Steve Canterbury, administrative director of the West Virginia Supreme Court of Appeals, acknowledged that the court does indeed have the power to expand the program. But Marcum said the Legislature should back off and not mandate the court to expand the program, citing local needs.

"What's right for Kanawha County might not be right for Mingo County or any other county in the state," Marcum said.

"I don't think it's our duty to tell the Supreme Court what to do but to let them handle it if they see fit."

But Republican delegates disagreed with Marcum's point of view. Lane conceded that the court has jurisdiction over the drug court and can decide whether to expand it. But, he said, the Legislature needs to promote the program.

"As the policy makers for this state, it is important for us to make a statement that we are in fact in favor of investing in the people and promoting the most successful, the most successful recidivism program that we've heard of," Lane said. "We had a bill before this committee a few weeks ago that dealt with a recidivism program. It was touted as being so successful we wanted to study how to expand it across the state.
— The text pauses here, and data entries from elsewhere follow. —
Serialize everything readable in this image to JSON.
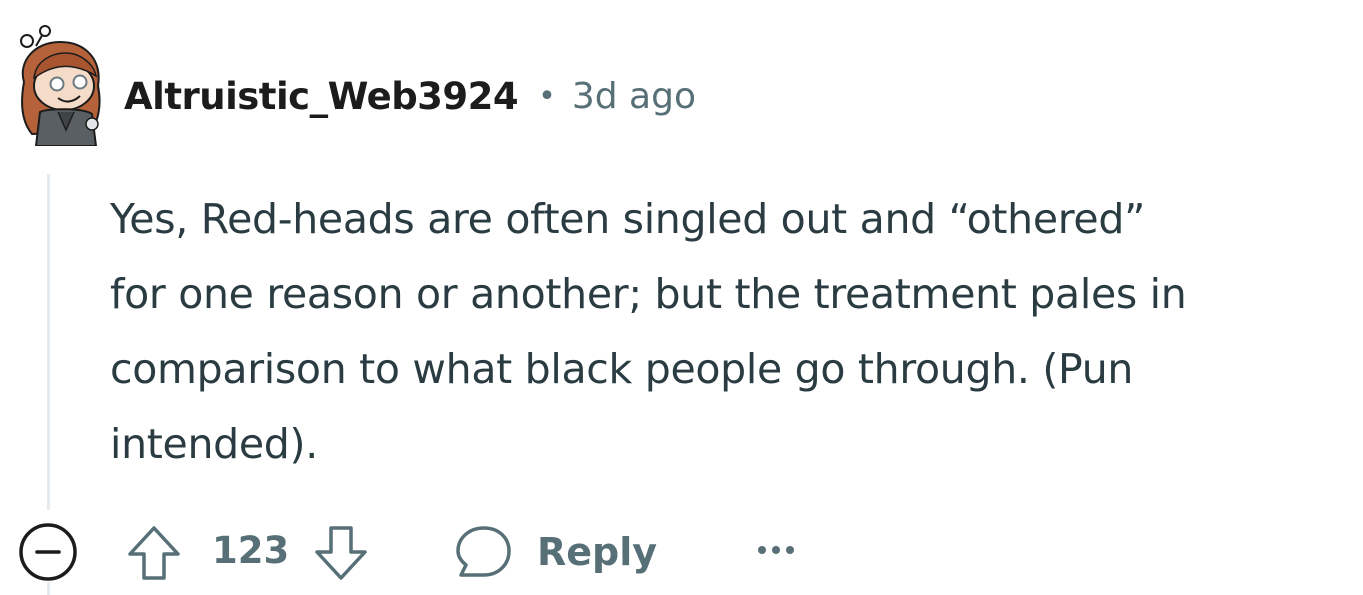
{
  "comment": {
    "author": "Altruistic_Web3924",
    "separator": "•",
    "timestamp": "3d ago",
    "body": "Yes, Red-heads are often singled out and “othered”\nfor one reason or another; but the treatment pales in\ncomparison to what black people go through. (Pun\nintended).",
    "avatar_icon": "snoo-avatar-icon"
  },
  "actions": {
    "collapse_icon": "minus-circle-icon",
    "upvote_icon": "arrow-up-icon",
    "vote_count": "123",
    "downvote_icon": "arrow-down-icon",
    "reply_icon": "speech-bubble-icon",
    "reply_label": "Reply",
    "more_icon": "ellipsis-icon"
  },
  "colors": {
    "text_primary": "#1c1c1c",
    "text_body": "#2a3c42",
    "text_meta": "#576f76",
    "thread_line": "#e5ebee"
  }
}
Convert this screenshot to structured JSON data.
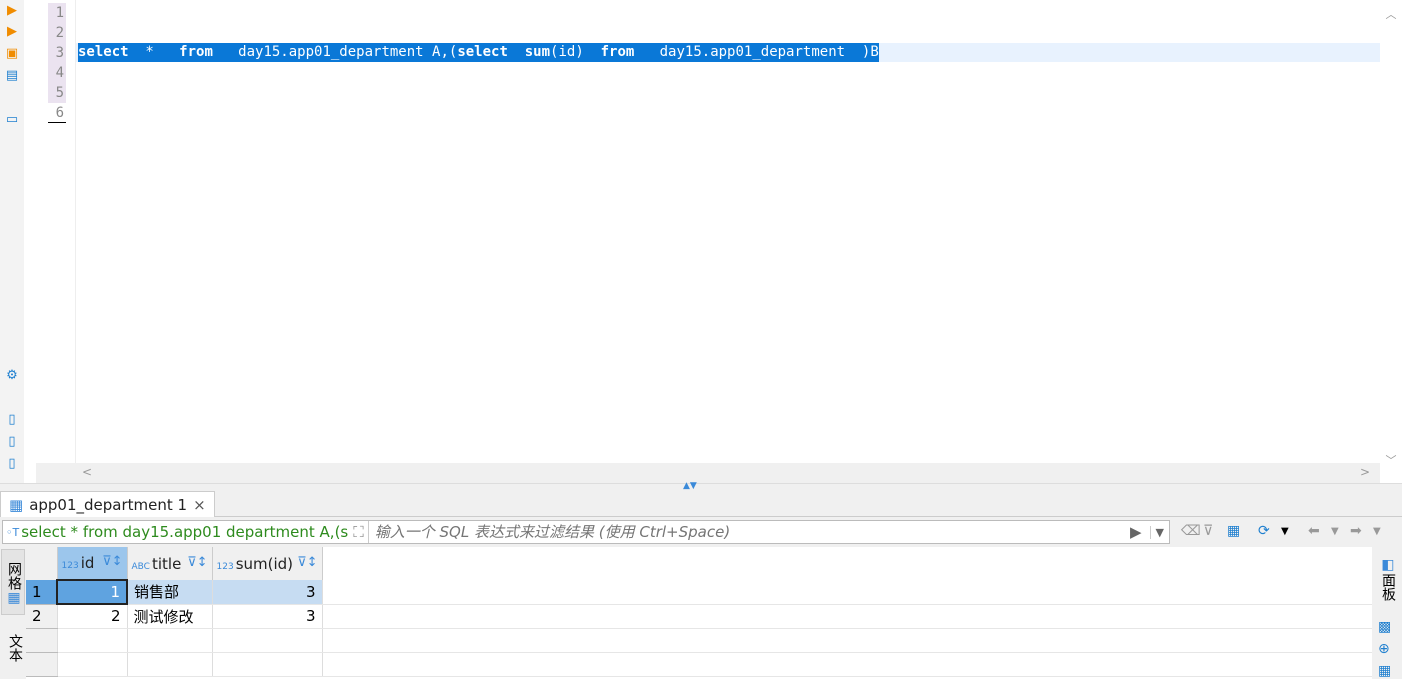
{
  "editor": {
    "line_numbers": [
      "1",
      "2",
      "3",
      "4",
      "5",
      "6"
    ],
    "selected_sql": "select  *   from   day15.app01_department A,(select  sum(id)  from   day15.app01_department  )B"
  },
  "results": {
    "tab_label": "app01_department 1",
    "query_text": "select * from day15.app01  department A,(se",
    "filter_placeholder": "输入一个 SQL 表达式来过滤结果 (使用 Ctrl+Space)",
    "columns": [
      {
        "name": "id",
        "type": "123"
      },
      {
        "name": "title",
        "type": "ABC"
      },
      {
        "name": "sum(id)",
        "type": "123"
      }
    ],
    "rows": [
      {
        "n": "1",
        "id": "1",
        "title": "销售部",
        "sum": "3"
      },
      {
        "n": "2",
        "id": "2",
        "title": "测试修改",
        "sum": "3"
      }
    ],
    "vtabs": {
      "grid": "网格",
      "text": "文本"
    },
    "right_panel": "面板"
  },
  "colors": {
    "selection": "#0a78d7",
    "accent": "#3b8ad9",
    "sql_text": "#2e8b1e"
  }
}
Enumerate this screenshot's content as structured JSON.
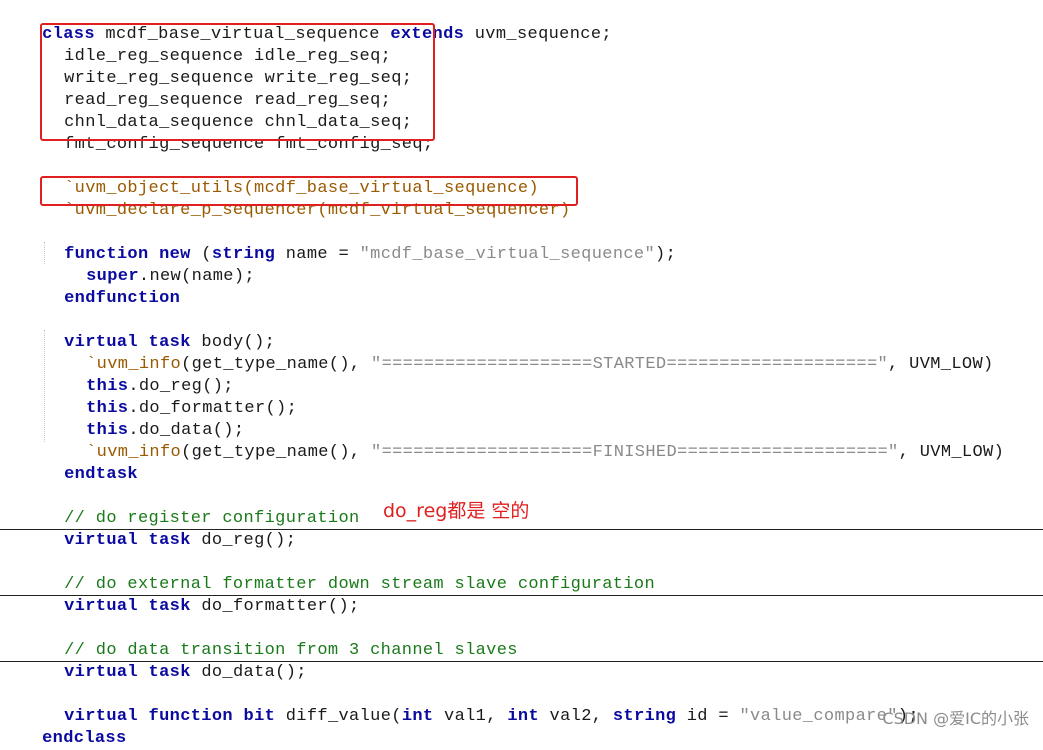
{
  "code": {
    "class_decl": "class mcdf_base_virtual_sequence extends uvm_sequence;",
    "fields": [
      "idle_reg_sequence idle_reg_seq;",
      "write_reg_sequence write_reg_seq;",
      "read_reg_sequence read_reg_seq;",
      "chnl_data_sequence chnl_data_seq;",
      "fmt_config_sequence fmt_config_seq;"
    ],
    "object_utils": "`uvm_object_utils(mcdf_base_virtual_sequence)",
    "declare_sequencer": "`uvm_declare_p_sequencer(mcdf_virtual_sequencer)",
    "func_new_kw": "function new",
    "func_new_args": "(string name = ",
    "func_new_str": "\"mcdf_base_virtual_sequence\"",
    "func_new_end": ");",
    "super_new": "super.new(name);",
    "endfunction": "endfunction",
    "task_body": "virtual task body();",
    "info_started_macro": "`uvm_info",
    "info_started_args": "(get_type_name(), ",
    "info_started_str": "\"====================STARTED====================\"",
    "info_started_end": ", UVM_LOW)",
    "call_do_reg": "this.do_reg();",
    "call_do_formatter": "this.do_formatter();",
    "call_do_data": "this.do_data();",
    "info_finished_macro": "`uvm_info",
    "info_finished_args": "(get_type_name(), ",
    "info_finished_str": "\"====================FINISHED====================\"",
    "info_finished_end": ", UVM_LOW)",
    "endtask": "endtask",
    "comment_reg": "// do register configuration",
    "task_do_reg": "virtual task do_reg();",
    "comment_formatter": "// do external formatter down stream slave configuration",
    "task_do_formatter": "virtual task do_formatter();",
    "comment_data": "// do data transition from 3 channel slaves",
    "task_do_data": "virtual task do_data();",
    "diff_value_head": "virtual function bit diff_value(int val1, int val2, string id = ",
    "diff_value_str": "\"value_compare\"",
    "diff_value_end": ");",
    "endclass": "endclass"
  },
  "annotation": "do_reg都是 空的",
  "watermark": "CSDN @爱IC的小张",
  "colors": {
    "keyword": "#0a0aa0",
    "macro": "#9a5a00",
    "string": "#8a8a8a",
    "comment": "#1a7a1a",
    "highlight_box": "#e02020"
  }
}
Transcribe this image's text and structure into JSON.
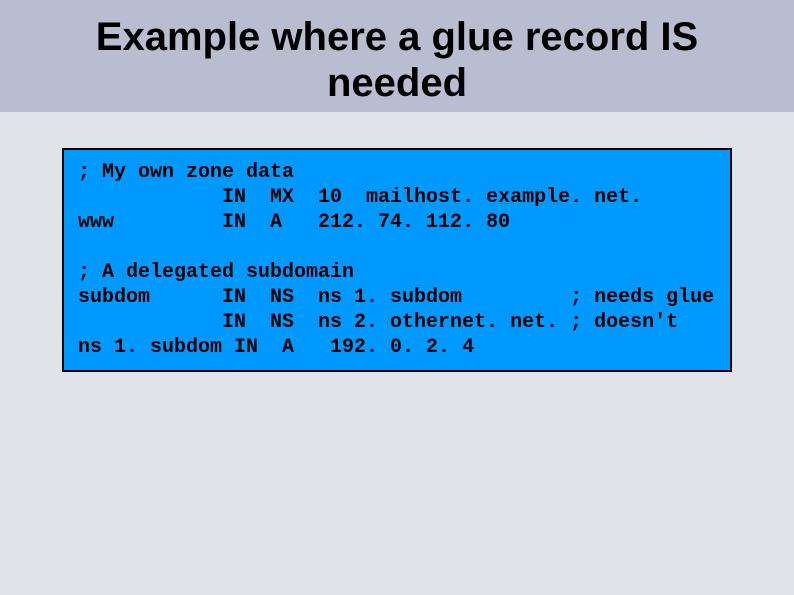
{
  "title_line1": "Example where a glue record IS",
  "title_line2": "needed",
  "code": {
    "c1": "; My own zone data",
    "c2": "            IN  MX  10  mailhost. example. net.",
    "c3": "www         IN  A   212. 74. 112. 80",
    "c4": "",
    "c5": "; A delegated subdomain",
    "c6": "subdom      IN  NS  ns 1. subdom         ; needs glue",
    "c7": "            IN  NS  ns 2. othernet. net. ; doesn't",
    "c8": "ns 1. subdom IN  A   192. 0. 2. 4"
  }
}
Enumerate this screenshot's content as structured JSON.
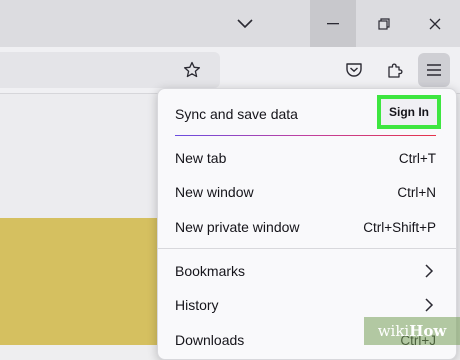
{
  "window": {
    "icons": [
      "chevron-down-icon",
      "minimize-icon",
      "restore-icon",
      "close-icon"
    ]
  },
  "toolbar": {
    "icons": [
      "star-icon",
      "pocket-icon",
      "extensions-icon",
      "hamburger-menu-icon"
    ]
  },
  "menu": {
    "sync_label": "Sync and save data",
    "sign_in_label": "Sign In",
    "items": [
      {
        "label": "New tab",
        "shortcut": "Ctrl+T"
      },
      {
        "label": "New window",
        "shortcut": "Ctrl+N"
      },
      {
        "label": "New private window",
        "shortcut": "Ctrl+Shift+P"
      },
      {
        "label": "Bookmarks",
        "submenu": true
      },
      {
        "label": "History",
        "submenu": true
      },
      {
        "label": "Downloads",
        "shortcut": "Ctrl+J"
      }
    ]
  },
  "watermark": {
    "wiki": "wiki",
    "how": "How"
  },
  "colors": {
    "highlight": "#3ee640",
    "content_block": "#d5c060"
  }
}
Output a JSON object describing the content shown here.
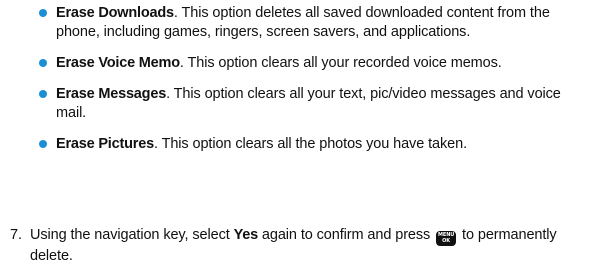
{
  "bullets": [
    {
      "term": "Erase Downloads",
      "text": ". This option deletes all saved downloaded content from the phone, including games, ringers, screen savers, and applications."
    },
    {
      "term": "Erase Voice Memo",
      "text": ". This option clears all your recorded voice memos."
    },
    {
      "term": "Erase Messages",
      "text": ". This option clears all your text, pic/video messages and voice mail."
    },
    {
      "term": "Erase Pictures",
      "text": ". This option clears all the photos you have taken."
    }
  ],
  "step": {
    "number": "7.",
    "text_before": "Using the navigation key, select ",
    "bold": "Yes",
    "text_middle": " again to confirm and press ",
    "key_top": "MENU",
    "key_bottom": "OK",
    "text_after": " to permanently delete."
  },
  "colors": {
    "bullet": "#1a8fd6",
    "text": "#111111"
  }
}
The recidivism rate for that program was 25 percent." The recidivism rate under the drug court program hovers around 9 percent.

But what really needs attention, according to Delegate John McCuskey, R-Kanawha, is the culture of addiction.

"What we have is a problem of addiction in this state," McCuskey said. "What this amendment does is enable a proven tool to help quell that tide.

"I think at some point we're going to have to stop talking about saving money and start talking about saving people."

Lane's amendment was adopted 14-11, with Democratic delegates Meshea Poore, D-Kanawha; Mike Manypenny, D-Taylor; and Mark Hunt, D-Kanawha voting in favor of the amendment.

Tomblin's spokeswoman Amy Shuler Goodwin said the governor's office is overall happy with the bill and the amendments. However, she said they're not sure how expanding the drug court program will work in rural communities.